Era il suo destino, come lo era stato il loro: obbedire il capofamiglia e mostrarsi degno di appartenere ad un ducato.
Ciò che non predissero era il modo anticonvenzionale in cui, anni più tardi, adempiva il suo fato.
Il modo di ragionare di Elliot sfuggiva alle ferree regole del mondo aristocratico, ne ebbero la prova quando a 14 anni scelse come suo servitore un comune orfano.
A nulla valsero i loro tentativi di piegarlo alla loro logica, Elliot rimase fedele a se stesso, senza essere tuttavia irrispettoso.

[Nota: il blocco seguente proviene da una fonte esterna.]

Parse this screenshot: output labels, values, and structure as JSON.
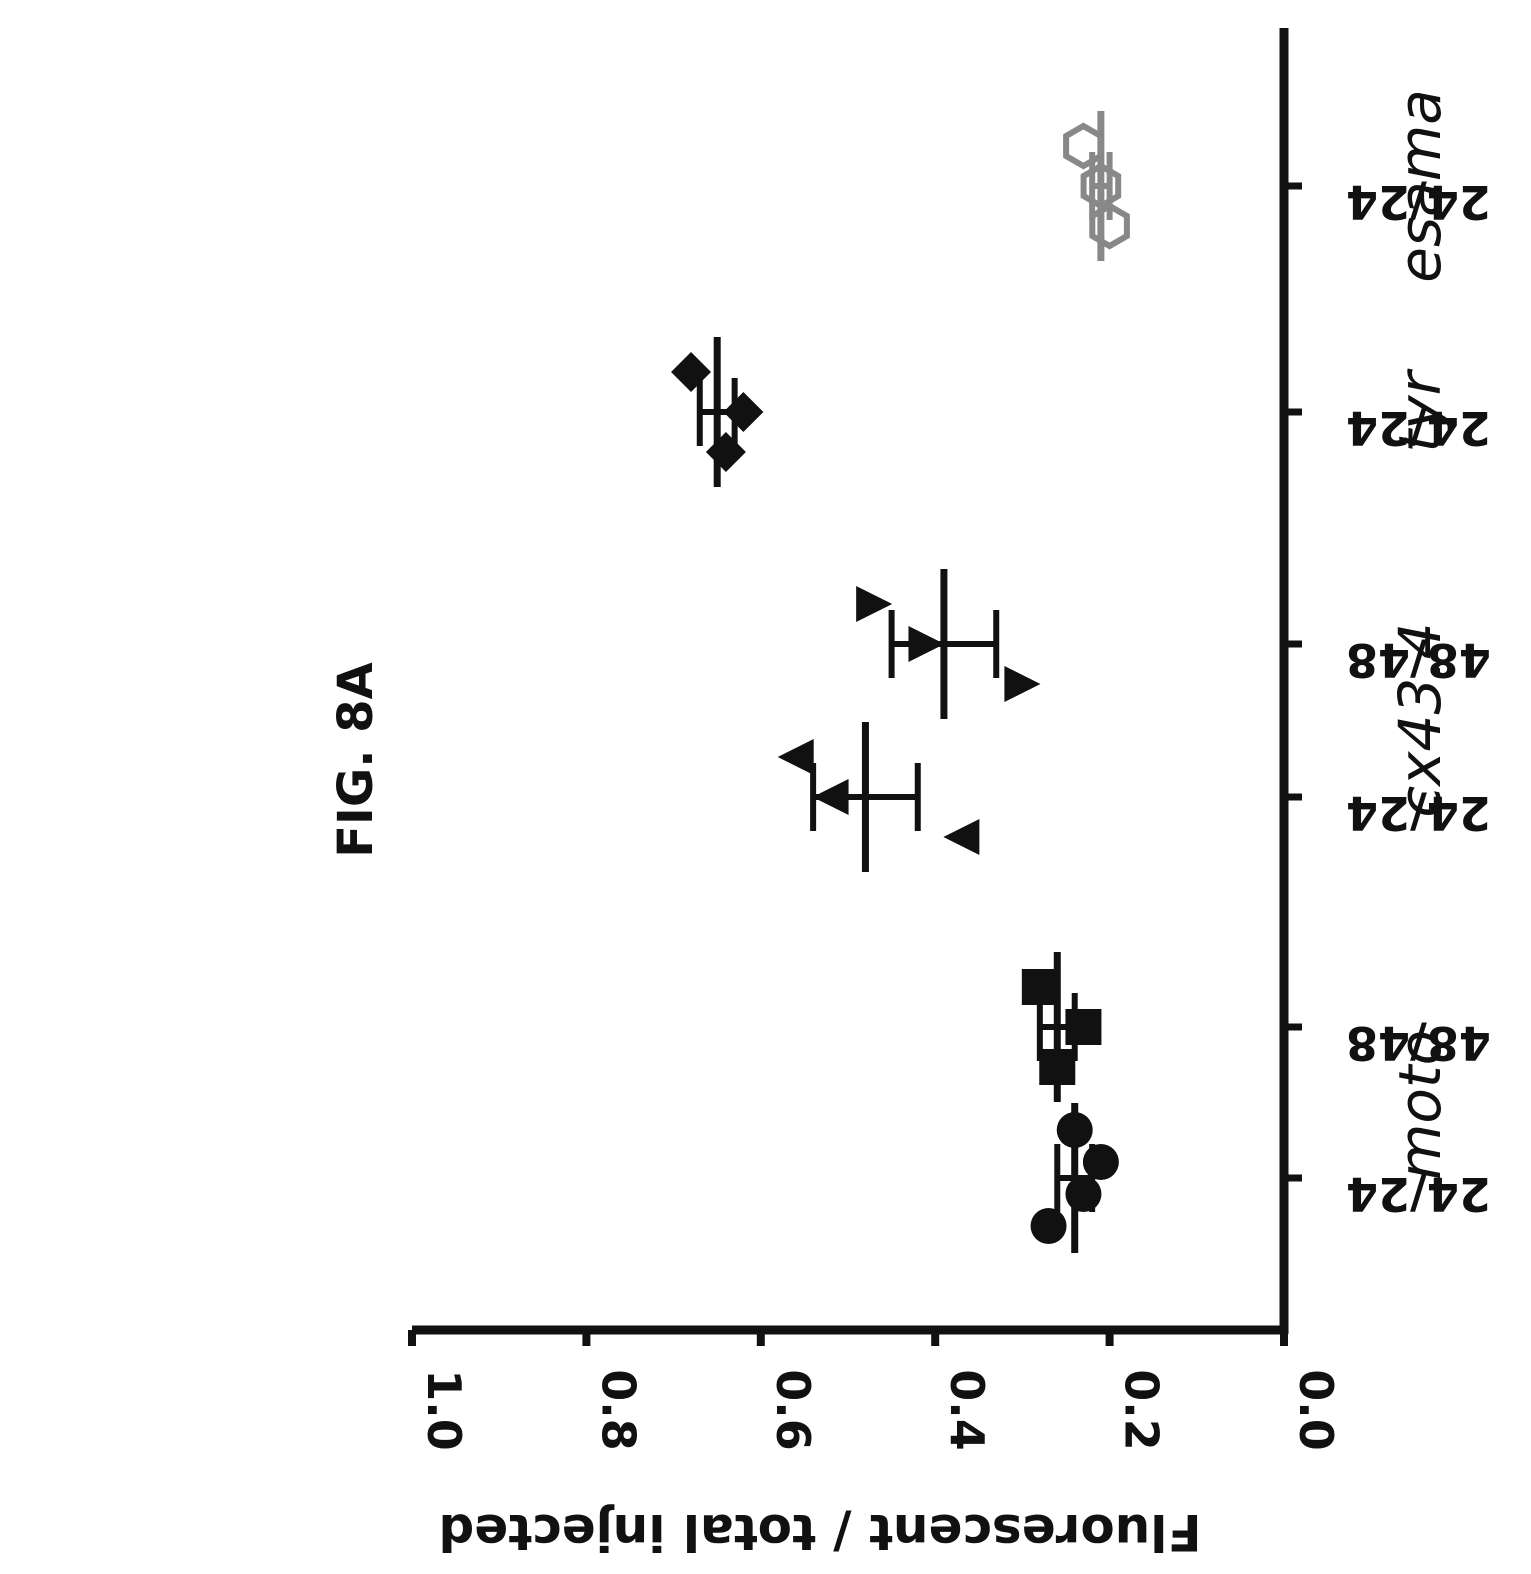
{
  "figure_label": "FIG. 8A",
  "chart_data": {
    "type": "scatter",
    "orientation": "rotated 90 degrees clockwise",
    "ylabel": "Fluorescent / total injected",
    "ylim": [
      0.0,
      1.0
    ],
    "yticks": [
      "0.0",
      "0.2",
      "0.4",
      "0.6",
      "0.8",
      "1.0"
    ],
    "categories": [
      {
        "label": "24/24",
        "gene": "moto",
        "marker": "circle",
        "color": "#111111",
        "values": [
          0.24,
          0.21,
          0.23,
          0.27
        ],
        "mean": 0.24,
        "error": 0.02
      },
      {
        "label": "48/48",
        "gene": "moto",
        "marker": "square",
        "color": "#111111",
        "values": [
          0.28,
          0.23,
          0.26
        ],
        "mean": 0.26,
        "error": 0.02
      },
      {
        "label": "24/24",
        "gene": "cx43.4",
        "marker": "triangle",
        "color": "#111111",
        "values": [
          0.56,
          0.52,
          0.37
        ],
        "mean": 0.48,
        "error": 0.06
      },
      {
        "label": "48/48",
        "gene": "cx43.4",
        "marker": "triangle-down",
        "color": "#111111",
        "values": [
          0.47,
          0.41,
          0.3
        ],
        "mean": 0.39,
        "error": 0.06
      },
      {
        "label": "24/24",
        "gene": "tyr",
        "marker": "diamond",
        "color": "#111111",
        "values": [
          0.68,
          0.62,
          0.64
        ],
        "mean": 0.65,
        "error": 0.02
      },
      {
        "label": "24/24",
        "gene": "esama",
        "marker": "hexagon",
        "color": "#888888",
        "values": [
          0.23,
          0.21,
          0.2
        ],
        "mean": 0.21,
        "error": 0.01
      }
    ],
    "gene_groups": [
      "moto",
      "cx43.4",
      "tyr",
      "esama"
    ],
    "grid": false,
    "legend": "none"
  }
}
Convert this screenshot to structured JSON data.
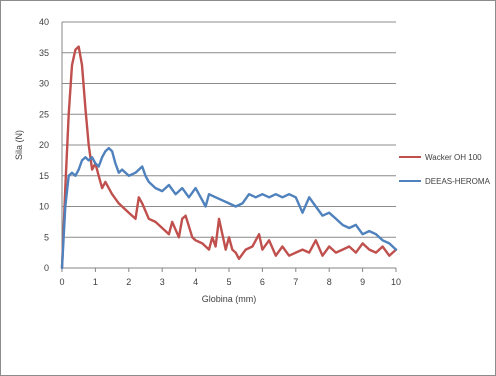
{
  "chart_data": {
    "type": "line",
    "title": "",
    "xlabel": "Globina (mm)",
    "ylabel": "Sila (N)",
    "xlim": [
      0,
      10
    ],
    "ylim": [
      0,
      40
    ],
    "x_ticks": [
      "0",
      "1",
      "2",
      "3",
      "4",
      "5",
      "6",
      "7",
      "8",
      "9",
      "10"
    ],
    "y_ticks": [
      "0",
      "5",
      "10",
      "15",
      "20",
      "25",
      "30",
      "35",
      "40"
    ],
    "grid": "horizontal",
    "legend_position": "right",
    "series": [
      {
        "name": "Wacker OH 100",
        "color": "#c0504d",
        "x": [
          0,
          0.1,
          0.2,
          0.3,
          0.4,
          0.5,
          0.6,
          0.7,
          0.8,
          0.9,
          1.0,
          1.1,
          1.2,
          1.3,
          1.5,
          1.7,
          1.8,
          2.0,
          2.2,
          2.3,
          2.4,
          2.6,
          2.8,
          3.0,
          3.2,
          3.3,
          3.5,
          3.6,
          3.7,
          3.9,
          4.0,
          4.2,
          4.4,
          4.5,
          4.6,
          4.7,
          4.9,
          5.0,
          5.1,
          5.2,
          5.3,
          5.5,
          5.7,
          5.9,
          6.0,
          6.2,
          6.4,
          6.6,
          6.8,
          7.0,
          7.2,
          7.4,
          7.6,
          7.8,
          8.0,
          8.2,
          8.4,
          8.6,
          8.8,
          9.0,
          9.2,
          9.4,
          9.6,
          9.8,
          10.0
        ],
        "values": [
          0,
          13,
          25,
          33,
          35.5,
          36,
          33,
          26,
          20,
          16,
          17,
          15,
          13,
          14,
          12,
          10.5,
          10,
          9,
          8,
          11.5,
          10.5,
          8,
          7.5,
          6.5,
          5.5,
          7.5,
          5,
          8,
          8.5,
          5,
          4.5,
          4,
          3,
          5,
          3.5,
          8,
          3,
          5,
          3,
          2.5,
          1.5,
          3,
          3.5,
          5.5,
          3,
          4.5,
          2,
          3.5,
          2,
          2.5,
          3,
          2.5,
          4.5,
          2,
          3.5,
          2.5,
          3,
          3.5,
          2.5,
          4,
          3,
          2.5,
          3.5,
          2,
          3
        ]
      },
      {
        "name": "DEEAS-HEROMA",
        "color": "#4f81bd",
        "x": [
          0,
          0.1,
          0.2,
          0.3,
          0.4,
          0.5,
          0.6,
          0.7,
          0.8,
          0.9,
          1.0,
          1.1,
          1.2,
          1.3,
          1.4,
          1.5,
          1.6,
          1.7,
          1.8,
          2.0,
          2.2,
          2.4,
          2.5,
          2.6,
          2.8,
          3.0,
          3.2,
          3.4,
          3.6,
          3.8,
          4.0,
          4.2,
          4.3,
          4.4,
          4.6,
          4.8,
          5.0,
          5.2,
          5.4,
          5.6,
          5.8,
          6.0,
          6.2,
          6.4,
          6.6,
          6.8,
          7.0,
          7.2,
          7.4,
          7.6,
          7.8,
          8.0,
          8.2,
          8.4,
          8.6,
          8.8,
          9.0,
          9.2,
          9.4,
          9.6,
          9.8,
          10.0
        ],
        "values": [
          0,
          10,
          15,
          15.5,
          15,
          16,
          17.5,
          18,
          17.5,
          18,
          17,
          16.5,
          18,
          19,
          19.5,
          19,
          17,
          15.5,
          16,
          15,
          15.5,
          16.5,
          15,
          14,
          13,
          12.5,
          13.5,
          12,
          13,
          11.5,
          13,
          11,
          10,
          12,
          11.5,
          11,
          10.5,
          10,
          10.5,
          12,
          11.5,
          12,
          11.5,
          12,
          11.5,
          12,
          11.5,
          9,
          11.5,
          10,
          8.5,
          9,
          8,
          7,
          6.5,
          7,
          5.5,
          6,
          5.5,
          4.5,
          4,
          3
        ]
      }
    ]
  }
}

Ernest, Claude e Vanessa attribuire quella scelta al cuore tenero del fratellino, quello stesso animo gentile che aveva accolto Vincent e Gilbert e aveva offerto loro la sua amicizia.
Promisero di fare qualsiasi cosa per correggere da quelle idee strambe che non gli avrebbero portato che disonore alla sua persona ed al nome della loro famiglia.
Lo avrebbero salvato, perché se c’era una cosa che non era cambiata, e non sarebbe cambiata fino alla fine dei loro giorni, nel corso del tempo, era l’affetto che gli occhi chiari, limpidi e vivi d’intelligenza del ragazzino aveva ispirato in loro sin dalla sua più tenera età e che lo avevano reso per tutti loro un’esistenza speciale.
L'innocenza era diventata un ricordo sepolto nel verde, in quel piccolo canto del giardino di tanti anni prima.